Date:19-03-2026   |   【Print】 【close

Ultrabroadband integrated modulators involving materials beyond those available in silicon manufacturing increasingly rely on the Pockels effect. Among electro-optic materials, lithium tantalate offers comparable Pockels coefficients to lithium niobate but with significantly improved photostability, lower birefringence, higher optical damage threshold, and enhanced DC bias stability. Here we demonstrate wafer-scale heterogeneous integration of lithium tantalate films on low-loss silicon nitride photonic integrated circuits, achieving low optical losses ( ~ 14.2 dB/m) while combining the mature processing of silicon nitride waveguides with the ultrafast electro-optic response of thin-film lithium tantalate. The resulting devices achieve a 6 V half-wave voltage, and support modulation bandwidths of up to 100 GHz. We use single intensity modulators and in-phase/quadrature (IQ) modulators to transmit PAM4 and 16-QAM signals reaching up to 333 and 581 Gbit/s net data rates, respectively. Our results establish lithium tantalate-on-silicon nitride as a viable platform for RF photonics, interconnects, and analog signal processing.

Research Background

Silicon nitride photonic chips have become an important platform for on-chip nonlinear optics, efficient frequency conversion, traveling-wave optical parametric amplification, and other fields due to their advantages of low optical propagation loss, strong nonlinearity, high power handling capability, and CMOS compatibility. However, limited by its intrinsic material properties, silicon nitride does not exhibit the Pockels electro-optic effect. Existing silicon nitride-based modulators therefore typically rely on the thermo-optic or acousto-optic effects, which easily encounter bottlenecks in terms of bandwidth and modulation efficiency.

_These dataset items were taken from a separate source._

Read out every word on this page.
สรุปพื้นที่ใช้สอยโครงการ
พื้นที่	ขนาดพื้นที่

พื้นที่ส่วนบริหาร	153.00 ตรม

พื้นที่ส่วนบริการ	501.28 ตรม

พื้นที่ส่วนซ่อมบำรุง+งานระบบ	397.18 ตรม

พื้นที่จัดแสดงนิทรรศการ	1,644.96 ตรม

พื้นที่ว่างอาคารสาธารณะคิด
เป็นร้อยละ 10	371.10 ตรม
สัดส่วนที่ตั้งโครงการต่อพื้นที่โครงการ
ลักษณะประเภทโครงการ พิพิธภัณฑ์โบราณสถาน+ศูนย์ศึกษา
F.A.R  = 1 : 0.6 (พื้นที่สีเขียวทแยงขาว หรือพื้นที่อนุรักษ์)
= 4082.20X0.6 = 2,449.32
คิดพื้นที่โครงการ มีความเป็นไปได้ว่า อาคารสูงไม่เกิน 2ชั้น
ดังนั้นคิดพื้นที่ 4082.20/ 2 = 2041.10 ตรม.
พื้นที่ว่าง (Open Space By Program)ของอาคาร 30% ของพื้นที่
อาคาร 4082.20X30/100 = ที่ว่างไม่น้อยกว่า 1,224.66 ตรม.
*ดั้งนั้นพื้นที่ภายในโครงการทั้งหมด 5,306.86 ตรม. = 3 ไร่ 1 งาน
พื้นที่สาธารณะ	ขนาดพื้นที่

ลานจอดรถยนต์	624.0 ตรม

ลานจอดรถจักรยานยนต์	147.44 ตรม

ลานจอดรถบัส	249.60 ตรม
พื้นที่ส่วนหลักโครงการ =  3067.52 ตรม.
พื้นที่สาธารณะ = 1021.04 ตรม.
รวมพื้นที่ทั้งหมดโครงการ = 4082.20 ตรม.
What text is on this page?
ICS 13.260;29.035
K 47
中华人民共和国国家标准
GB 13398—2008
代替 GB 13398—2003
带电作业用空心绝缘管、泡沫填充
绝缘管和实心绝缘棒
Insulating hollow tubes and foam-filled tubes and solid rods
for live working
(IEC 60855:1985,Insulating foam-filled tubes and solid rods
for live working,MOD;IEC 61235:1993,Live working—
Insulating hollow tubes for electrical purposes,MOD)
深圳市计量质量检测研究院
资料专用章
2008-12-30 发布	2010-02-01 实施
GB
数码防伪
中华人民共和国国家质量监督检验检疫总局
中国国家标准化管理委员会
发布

To meet the demand for high-efficiency, high-speed, and wide-bandwidth modulation in current applications such as communications and optical computing, researchers often require thin-film ferroelectric materials for constructing corresponding on-chip photonic devices. Currently, mainstream electro-optic platforms include thin-film lithium niobate (TFLN) and thin-film lithium tantalate (TFLT). Thin-film lithium niobate (TFLN) has been the conventional choice, while thin-film lithium tantalate (TFLT) has attracted significant attention in recent years. This is because, while retaining a comparable electro-optic coefficient, thin-film lithium tantalate offers superior performance in terms of stability in high-power devices, birefringence, optical damage threshold, and photorefraction. In addition, the industrial application of thin-film lithium tantalate in 5G/6G radio-frequency filters has led to a more complete supply chain for optical-grade substrates, further enhancing its engineering appeal.

Against the above background, integrating the low-loss advantage of silicon nitride waveguides with the high-speed electro-optic effect of thin-film lithium tantalate, and achieving wafer-level, repeatable, and high-volume fabrication, has become one of the current research hotspots.